Friday, April 10, 2009
by Daud Khattak
PESHAWAR: Urging the president to save the Swat peace deal by signing Nizam-e-Adl Regulation apace, the NWFP government feared there were 80 percent chances of Pakistan becoming another Iraq if the situation continued progressing on the same track.
“Only 20 per cent hope is there for the return of normalcy in the present circumstances,” said a provincial government spokesman, who sought help from political parties, civil society, non-government organisations, media and other stakeholders in bringing peace to the restive Malakand region.
Speaking at a day-long seminar on “Nizam-e-Adl Regulation: A review,” NWFP Information Minister Mian Iftikhar Hussain said civil society and the international community must accept the ground realities, without which nothing could be achieved to bring peace to the troubled Swat valley.
The seminar was organised by the Peshawar Press Club (PPC) in collaboration with the provincial Information Department.
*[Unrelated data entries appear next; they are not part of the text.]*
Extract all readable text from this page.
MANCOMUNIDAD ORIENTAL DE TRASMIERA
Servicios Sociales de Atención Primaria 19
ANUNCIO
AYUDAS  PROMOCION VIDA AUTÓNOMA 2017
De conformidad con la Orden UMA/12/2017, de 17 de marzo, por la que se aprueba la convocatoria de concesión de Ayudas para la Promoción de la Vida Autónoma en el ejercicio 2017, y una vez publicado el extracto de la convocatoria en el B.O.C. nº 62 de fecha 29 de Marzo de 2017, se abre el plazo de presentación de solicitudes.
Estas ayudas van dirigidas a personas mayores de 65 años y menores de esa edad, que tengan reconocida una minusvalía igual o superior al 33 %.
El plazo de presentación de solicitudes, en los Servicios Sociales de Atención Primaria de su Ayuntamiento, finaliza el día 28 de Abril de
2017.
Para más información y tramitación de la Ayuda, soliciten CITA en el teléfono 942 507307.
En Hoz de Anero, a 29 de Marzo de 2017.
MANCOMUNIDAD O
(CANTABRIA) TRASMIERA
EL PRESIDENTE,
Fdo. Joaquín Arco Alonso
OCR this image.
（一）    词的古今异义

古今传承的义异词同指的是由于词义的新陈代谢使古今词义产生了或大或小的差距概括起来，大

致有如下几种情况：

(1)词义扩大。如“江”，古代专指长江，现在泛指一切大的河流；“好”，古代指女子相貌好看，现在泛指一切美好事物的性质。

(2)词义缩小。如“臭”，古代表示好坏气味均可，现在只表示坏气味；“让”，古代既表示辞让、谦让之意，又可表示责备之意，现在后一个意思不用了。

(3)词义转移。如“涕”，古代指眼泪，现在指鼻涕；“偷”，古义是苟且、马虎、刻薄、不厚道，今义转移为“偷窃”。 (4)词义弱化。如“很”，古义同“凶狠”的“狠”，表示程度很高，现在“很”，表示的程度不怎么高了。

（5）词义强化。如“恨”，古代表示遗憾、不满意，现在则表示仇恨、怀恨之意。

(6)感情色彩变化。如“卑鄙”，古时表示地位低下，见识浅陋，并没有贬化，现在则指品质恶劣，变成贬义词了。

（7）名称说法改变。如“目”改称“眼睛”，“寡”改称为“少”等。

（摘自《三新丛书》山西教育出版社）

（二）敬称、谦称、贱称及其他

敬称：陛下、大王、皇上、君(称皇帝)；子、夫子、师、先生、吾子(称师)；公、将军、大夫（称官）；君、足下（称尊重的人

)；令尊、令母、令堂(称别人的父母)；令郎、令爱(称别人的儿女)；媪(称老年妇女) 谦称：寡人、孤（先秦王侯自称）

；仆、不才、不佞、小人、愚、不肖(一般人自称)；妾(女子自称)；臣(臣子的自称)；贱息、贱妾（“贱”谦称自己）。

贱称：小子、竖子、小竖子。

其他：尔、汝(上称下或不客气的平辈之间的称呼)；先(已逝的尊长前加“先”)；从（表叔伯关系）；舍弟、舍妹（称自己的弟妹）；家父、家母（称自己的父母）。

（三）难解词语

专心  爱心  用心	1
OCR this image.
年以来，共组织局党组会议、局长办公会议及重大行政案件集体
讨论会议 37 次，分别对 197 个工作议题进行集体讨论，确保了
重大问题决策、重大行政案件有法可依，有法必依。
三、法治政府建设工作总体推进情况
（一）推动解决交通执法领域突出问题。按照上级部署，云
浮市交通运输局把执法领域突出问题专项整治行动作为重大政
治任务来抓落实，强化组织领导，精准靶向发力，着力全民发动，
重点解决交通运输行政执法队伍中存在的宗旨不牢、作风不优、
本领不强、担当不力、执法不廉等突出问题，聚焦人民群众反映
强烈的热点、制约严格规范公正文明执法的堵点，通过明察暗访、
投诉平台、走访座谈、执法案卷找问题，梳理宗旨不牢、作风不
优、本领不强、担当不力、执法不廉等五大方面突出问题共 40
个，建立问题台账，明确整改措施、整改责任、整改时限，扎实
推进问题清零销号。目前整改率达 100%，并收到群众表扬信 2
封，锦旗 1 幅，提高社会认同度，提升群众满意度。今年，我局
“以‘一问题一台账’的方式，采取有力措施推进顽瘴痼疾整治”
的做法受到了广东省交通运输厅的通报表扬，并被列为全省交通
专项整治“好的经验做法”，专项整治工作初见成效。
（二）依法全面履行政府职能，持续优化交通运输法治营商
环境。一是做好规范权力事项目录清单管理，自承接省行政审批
Besides others, provincial ministers, senior government officials, political leaders and representatives of NGOs and civil society attended the seminar.
Mian Iftikhar said that President Asif Ali Zardari and Prime Minister Yusuf Raza Gilani were taken into confidence ahead of signing deal with Maulana Sufi Muhammad regarding enforcement of the proposed regulation in the Malakand region.
A wide gap was seen in the point of view of the provincial government and representatives of the civil society with both sides presenting arguments and counter-arguments in support of or against the February 16 deal with the banned Tanzeem Nefaz Shariat-e-Muhammadi (TNSM) and the enforcement of the proposed Nizam-e-Adl Regulation in Malakand.
“We should not miss this final chance as the country would become another Iraq if the situation was not brought on the track, he said. Condemning the canning of the 17-year-old girl in public, the minister also questioned the time selected for the release of the ‘controversial’ video as well as its validity.
Terming the release of the video a conspiracy against NWFP government’s peace deal, Iftikhar said: “Why the video and reports about Taliban occupation of the emerald reserves were not released before the agreement?”
Opposing the US drone attacks, he said these strikes were creating indirect support for the militants. Pakhtun Awareness Movement chairman Dr Said Alam Mahsud said the NWFP government signed peace agreement with a man who termed democracy through ballot as un-Islamic the very next day of the deal.
He said the deal was neither in line with the Constitution nor the Pakhtunwali (Pakhtun code of life). He opined that the government had surrendered everything to the banned TNSM chief Sufi Muhammad by making him an unannounced Ameerul Momineen (chief of the faithful).
Council member of the provincial chapter of the Human Rights Commission of Pakistan (HRCP), Kamran Arif called the situation in Swat as a full-fledged insurgency and added that the militants did not want speedy justice rather they wanted to impose their own system of governance in the area.